Et un matin de mai, que les fleurs étaient belles,
Que des milliers d’oiseaux chantaient sous les
tonnelles
La mère eut un sourire, et l’enfant fut guéri.
Paru en 1888 sous la signature de René-Marie
Avril 2014
Catherine RÉAULT-CROSNIER
Bibliographie :
Boylesve René, Le bonheur à cinq sous, Calmann-Lévy éditeurs, Paris, 1917, 334 pages
3ème partie : Intervention de M. Dominique Ragot, secrétaire de l’association des Amis de René Boylesve
Ne croyez pas que ce soit par sympathie particulière envers Catherine Réault-Crosnier que je suis ici maintenant, j’y suis par curiosité car je pensais que René Boylesve et le Bonheur n’étaient pas de la même famille et je voulais savoir comment Catherine Réault-Crosnier les avait apparentés.

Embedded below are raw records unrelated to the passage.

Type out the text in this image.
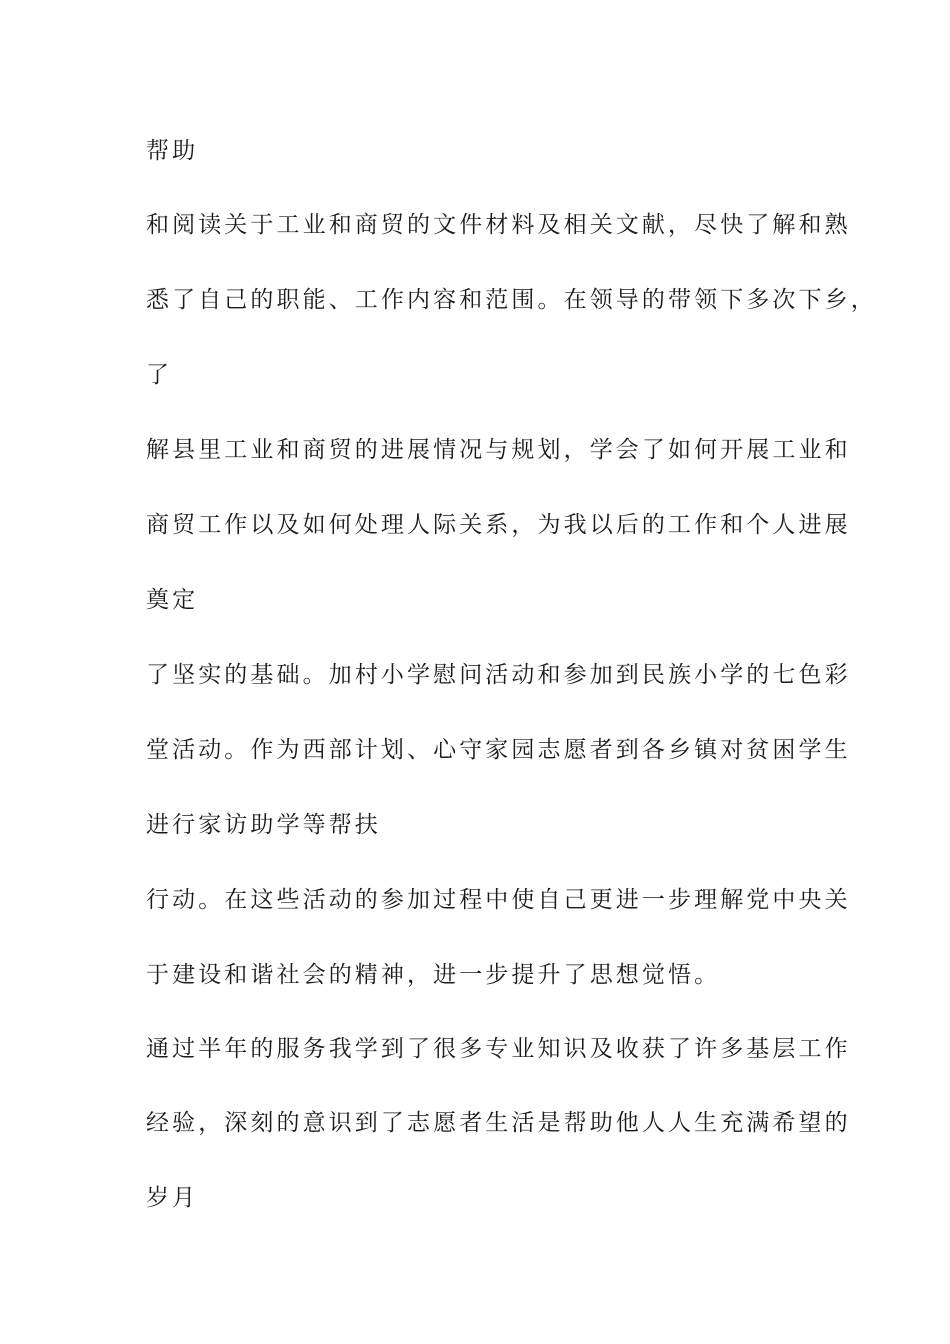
帮助
和阅读关于工业和商贸的文件材料及相关文献，尽快了解和熟
悉了自己的职能、工作内容和范围。在领导的带领下多次下乡，
了
解县里工业和商贸的进展情况与规划，学会了如何开展工业和
商贸工作以及如何处理人际关系，为我以后的工作和个人进展
奠定
了坚实的基础。加村小学慰问活动和参加到民族小学的七色彩
堂活动。作为西部计划、心守家园志愿者到各乡镇对贫困学生
进行家访助学等帮扶
行动。在这些活动的参加过程中使自己更进一步理解党中央关
于建设和谐社会的精神，进一步提升了思想觉悟。
通过半年的服务我学到了很多专业知识及收获了许多基层工作
经验，深刻的意识到了志愿者生活是帮助他人人生充满希望的
岁月
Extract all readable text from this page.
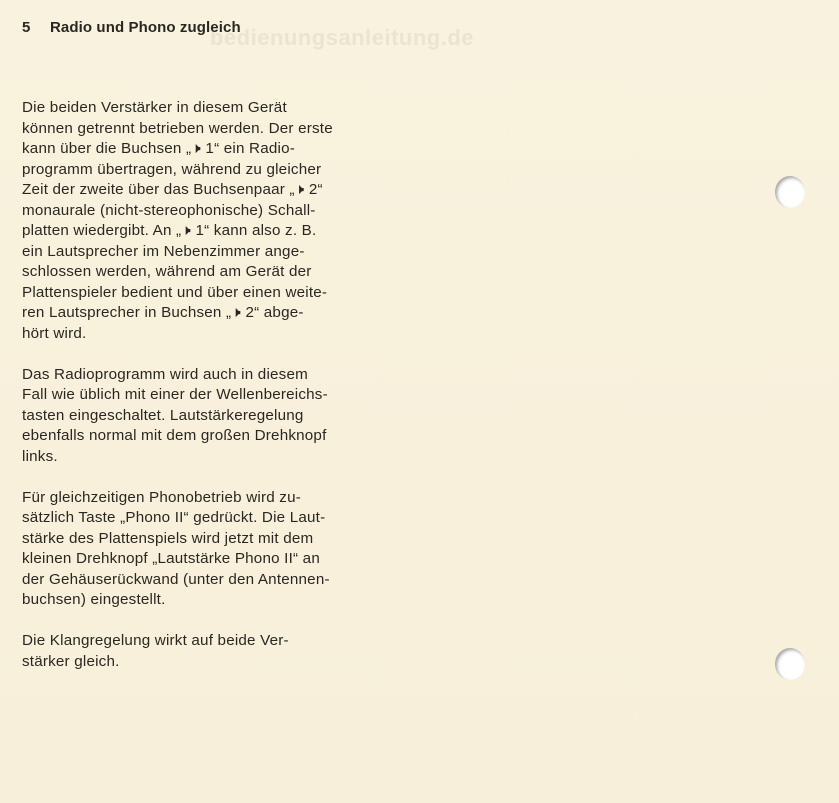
5 Radio und Phono zugleich
bedienungsanleitung.de

Die beiden Verstärker in diesem Gerät
können getrennt betrieben werden. Der erste
kann über die Buchsen „🕨 1“ ein Radio-
programm übertragen, während zu gleicher
Zeit der zweite über das Buchsenpaar „🕨 2“
monaurale (nicht-stereophonische) Schall-
platten wiedergibt. An „🕨 1“ kann also z. B.
ein Lautsprecher im Nebenzimmer ange-
schlossen werden, während am Gerät der
Plattenspieler bedient und über einen weite-
ren Lautsprecher in Buchsen „🕨 2“ abge-
hört wird.

Das Radioprogramm wird auch in diesem
Fall wie üblich mit einer der Wellenbereichs-
tasten eingeschaltet. Lautstärkeregelung
ebenfalls normal mit dem großen Drehknopf
links.

Für gleichzeitigen Phonobetrieb wird zu-
sätzlich Taste „Phono II“ gedrückt. Die Laut-
stärke des Plattenspiels wird jetzt mit dem
kleinen Drehknopf „Lautstärke Phono II“ an
der Gehäuserückwand (unter den Antennen-
buchsen) eingestellt.

Die Klangregelung wirkt auf beide Ver-
stärker gleich.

Je savais Boylesve enfant admiratif de Beauté mais Boylesve bâtard de Bonheur, non pas. En effet, voyez sa vie :
- né en 1867, à quatre ans en 1971, les Prussiens à quelques kilomètres de chez lui, sa mère meurt en mettant au monde un petit frère qui mourra aussi ;
- recueilli par sa grand’tante, celle-ci meurt à son tour en 1876 ; le futur René Boylesve n’a que neuf ans ;
- six mois plus tard, toujours en 1876, le mari de ladite grand’tante, est tué par son fusil de chasse maladroitement ou volontairement dirigé. À neuf ans, donc, ayant toute sa raison, il a vu disparaitre trois personnes très, très proches ;
- entre neuf et quinze ans, il lui semble comprendre que son père notaire à La Haye-Descartes, qui s’est remarié et a eu des enfants de ce second mariage, ne fait pas de très bonnes affaires puisqu’il vend son étude de notaire et vient s’installer avocat à Tours, dans l’avenue de la Tranchée ;
- et à seize ans, en juin 1883, on lui apprend un matin que son père vient de suicider ; en pleine adolescence le jeune René en est à son quatrième décès tragique.
Depuis dix ans, face aux malheurs, il s’est renfermé sur lui-même, en notant sur de petits papiers ou carnets ce qui lui passe par la tête. Et ces notes éparses l’inspireront plus tard pour écrire la quarantaine de livres qui lui ouvriront les portes de l’Académie française.
Je ne vais pas plus loin dans la vie de Boylesve qui sera courte, puisqu’il meurt à moins de cinquante-neuf ans à Paris, en janvier 1926.
Si vous voulez connaître plus complètement Boylesve et son œuvre, sachez qu’il existe de par le monde une seule association* qui s’appelle Les Amis de René Boylesve, dont je suis provisoirement depuis quinze ans le secrétaire-général, qui fait visiter les lieux boylesviens de Touraine, de Paris, de Normandie et même d’Italie, qui a aménagé un musée dans la ville de Descartes et publie une belle revue.
Et en attendant la joie de vous recevoir dans le musée, à moins de quarante-cinq minutes de route de Tours, j’affirme que ce fut et cela reste Bonheur d’être avec vous en cette première soirée d’août 2014.
Dominique RAGOT
* déclarée à la Préfecture d’Indre et Loire, dont le siège est à la mairie de Descartes.